Not to mention, Stoller’s final link, to a National Journal Insider’s Poll, doesn’t say what he thinks it does. Instead of proving that the rightosphere is inconsequential, it merely shows that Democrats think the “netroots” will help them in the fall, while Republicans doubt that they’ll have much of an impact. The question didn’t even draw a distinction between the two halves of the blogosphere.
And I’m not the first to notice MyDD’s self-serving tendencies: As journalist David Kline, author of the book “BlogRevolt,” said of Stoller and Bowers’ New Politics Institute-backed study of the progressive blogosphere last year:
[The study's] well-intentioned yet infuriatingly self-satisfied “analysis” of the supposed differences between the conservative versus progressive blogosphere reveals (once again) how the still waters of myopia and denial continue to run very deep indeed within Democratic circles.
There are several reasons why I don’t take Stoller and Bowers all that seriously, but their lackluster prose and inconsistent analyses are reasons enough.
P.S. All right, here’s two more, from Bowers:
- Yesterday he told fellow bloggers to approach the new book by Rahm Emanuel and Bruce Reed thusly:
Don’t read this book. Stay as far away from it as you can.
Is that good advice? If the book is as potentially damaging to the netroots as Bowers says it is, shouldn’t they all read it so they know what they’re fighting against? Advocacy of ignorance doesn’t strike me as particularly wise. - The previous day, he responded to the new Q-poll showing Lieberman with a small double-digit lead over Lamont with the following headline:
Lamont Cuts Lieberman’s Lead In Half
That’s some spin, all right. What he doesn’t mention is that the July poll he’s comparing the new one against measured “likely Democratic primary voters” and the new one measures all “likely voters”. Somebody get this man a PR job.
P.P.S. If you don’t catch the headline’s reference, see Stoller’s first link.







the blogometer just hasn’t been the same lately. i still subscribe to the feed but now simply scan it to see what stories are being covered. the new editorial content is not needed and distracts from the original intent of the blogometer.
Well, there you go. I figured you tended somewhat liberal, not really too hard, but it was an impulse you had to check a little to approach balance. Not that I thought it was really all that worth commenting on either way.

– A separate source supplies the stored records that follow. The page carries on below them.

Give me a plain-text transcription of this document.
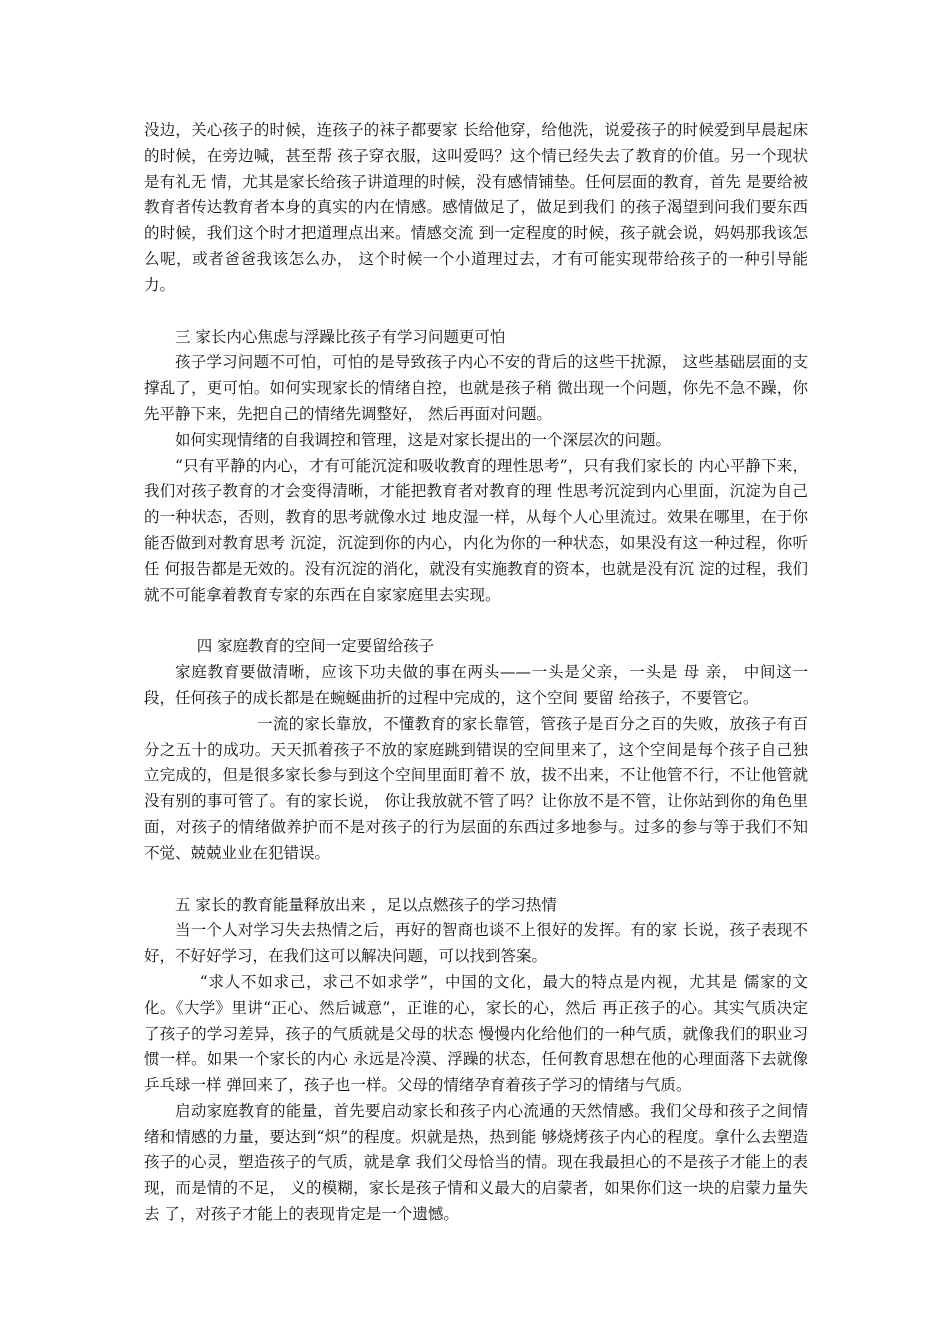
没边，关心孩子的时候，连孩子的袜子都要家 长给他穿，给他洗，说爱孩子的时候爱到早晨起床的时候，在旁边喊，甚至帮 孩子穿衣服，这叫爱吗？这个情已经失去了教育的价值。另一个现状是有礼无 情，尤其是家长给孩子讲道理的时候，没有感情铺垫。任何层面的教育，首先 是要给被教育者传达教育者本身的真实的内在情感。感情做足了，做足到我们 的孩子渴望到问我们要东西的时候，我们这个时才把道理点出来。情感交流 到一定程度的时候，孩子就会说，妈妈那我该怎么呢，或者爸爸我该怎么办， 这个时候一个小道理过去，才有可能实现带给孩子的一种引导能力。

三 家长内心焦虑与浮躁比孩子有学习问题更可怕

孩子学习问题不可怕，可怕的是导致孩子内心不安的背后的这些干扰源， 这些基础层面的支撑乱了，更可怕。如何实现家长的情绪自控，也就是孩子稍 微出现一个问题，你先不急不躁，你先平静下来，先把自己的情绪先调整好， 然后再面对问题。

如何实现情绪的自我调控和管理，这是对家长提出的一个深层次的问题。

“只有平静的内心，才有可能沉淀和吸收教育的理性思考”，只有我们家长的 内心平静下来，我们对孩子教育的才会变得清晰，才能把教育者对教育的理 性思考沉淀到内心里面，沉淀为自己的一种状态，否则，教育的思考就像水过 地皮湿一样，从每个人心里流过。效果在哪里，在于你能否做到对教育思考 沉淀，沉淀到你的内心，内化为你的一种状态，如果没有这一种过程，你听任 何报告都是无效的。没有沉淀的消化，就没有实施教育的资本，也就是没有沉 淀的过程，我们就不可能拿着教育专家的东西在自家家庭里去实现。

四 家庭教育的空间一定要留给孩子

家庭教育要做清晰，应该下功夫做的事在两头——一头是父亲，一头是 母 亲， 中间这一段，任何孩子的成长都是在蜿蜒曲折的过程中完成的，这个空间 要留 给孩子，不要管它。

一流的家长靠放，不懂教育的家长靠管，管孩子是百分之百的失败，放孩子有百分之五十的成功。天天抓着孩子不放的家庭跳到错误的空间里来了，这个空间是每个孩子自己独立完成的，但是很多家长参与到这个空间里面盯着不 放，拔不出来，不让他管不行，不让他管就没有别的事可管了。有的家长说， 你让我放就不管了吗？让你放不是不管，让你站到你的角色里面，对孩子的情绪做养护而不是对孩子的行为层面的东西过多地参与。过多的参与等于我们不知不觉、兢兢业业在犯错误。

五 家长的教育能量释放出来 ，足以点燃孩子的学习热情

当一个人对学习失去热情之后，再好的智商也谈不上很好的发挥。有的家 长说，孩子表现不好，不好好学习，在我们这可以解决问题，可以找到答案。

“求人不如求己，求己不如求学”，中国的文化，最大的特点是内视，尤其是 儒家的文化。《大学》里讲“正心、然后诚意”，正谁的心，家长的心，然后 再正孩子的心。其实气质决定了孩子的学习差异，孩子的气质就是父母的状态 慢慢内化给他们的一种气质，就像我们的职业习惯一样。如果一个家长的内心 永远是冷漠、浮躁的状态，任何教育思想在他的心理面落下去就像乒乓球一样 弹回来了，孩子也一样。父母的情绪孕育着孩子学习的情绪与气质。

启动家庭教育的能量，首先要启动家长和孩子内心流通的天然情感。我们父母和孩子之间情绪和情感的力量，要达到“炽”的程度。炽就是热，热到能 够烧烤孩子内心的程度。拿什么去塑造孩子的心灵，塑造孩子的气质，就是拿 我们父母恰当的情。现在我最担心的不是孩子才能上的表现，而是情的不足， 义的模糊，家长是孩子情和义最大的启蒙者，如果你们这一块的启蒙力量失去 了，对孩子才能上的表现肯定是一个遗憾。
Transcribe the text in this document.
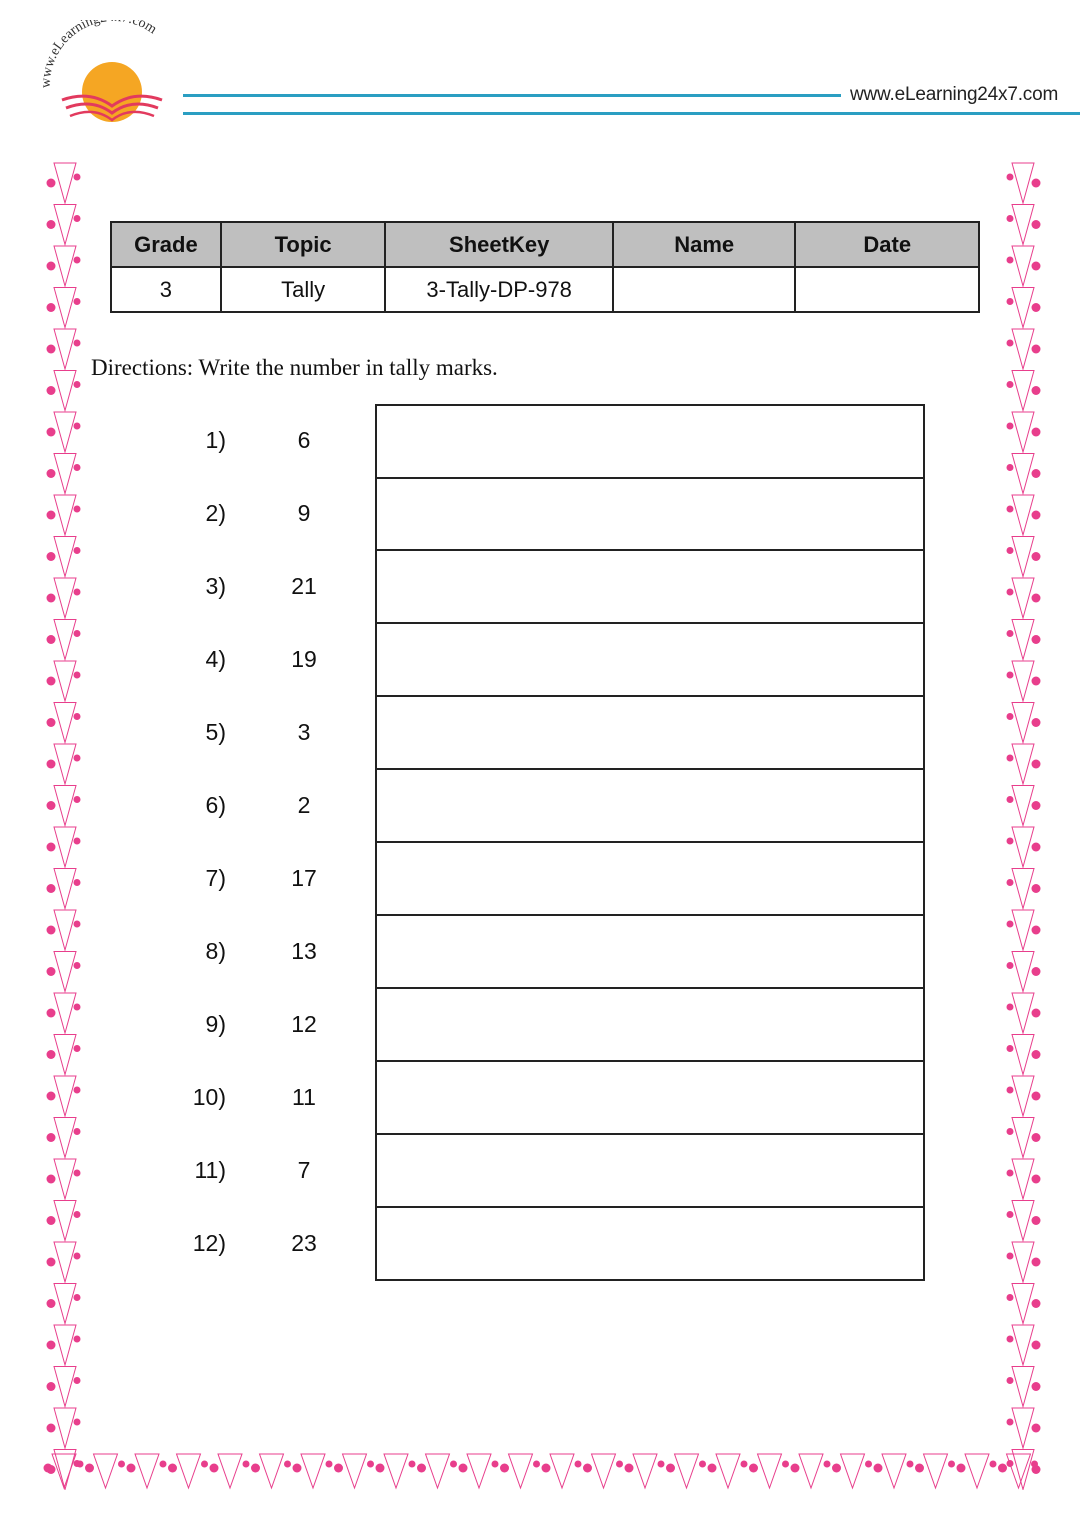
www.eLearnin com
www.eLearning24x7.com
Grade	Topic	SheetKey	Name	Date
3	Tally	3-Tally-DP-978		
Directions: Write the number in tally marks.
1)	6
2)	9
3)	21
4)	19
5)	3
6)	2
7)	17
8)	13
9)	12
10)	11
11)	7
12)	23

Appparently you’re even more right wing than I am.
Welcome to the club.
Stoller makes his living working for the Democratic party in various capacities. What, is he the standard bearer for non-partisanship? Give us a break.
That aside, the Blogometer HAS had its problems lately. There’s a solution, besides “ordering” its shutdown: Stop reading it. Stoller could offer his readers similar advice I suppose, but doesn’t it sound grand to issue an order for its closure from on high?
Snitch, the order came from the Townhouse mailing list, and nothing sounds grand after detonating the Lamont bomb. :)
Ace being funny.
I’ve thought before the Blogmeter spent an inordinate amount of time detailing leftist blogs. Didn’t care though, actually didn’t know it was neutral. Again, didn’t care (to mean – I didn’t think it should be gotten rid of because I thought it was left friendly– also was not “mad” at it)
3, Sounds like Stoller is “defensive”and “reactionary” as a rule
and anyone who says…
–Get Rid of the Blogometer… just wish they’d get rid of the Blogometer—
–Don’t read this book. Stay as far away from it as you can.–
is obviously worried and/or insecure for some reason.
Since Buetler left, Blogometer has become the Kosometer, essentially reprinting everything the Great And Powerful Kos ever utters, the Atriometer (ditto) and the Big Box Blogometer generally. It’s like watching reruns. I have no idea why this would upset Stoller or the MyDD types, aside from the fact that they are all quite insane to begin with.
If you’re really, really,lucky, Will, Stoller will go for the Nazi analogy in his reply.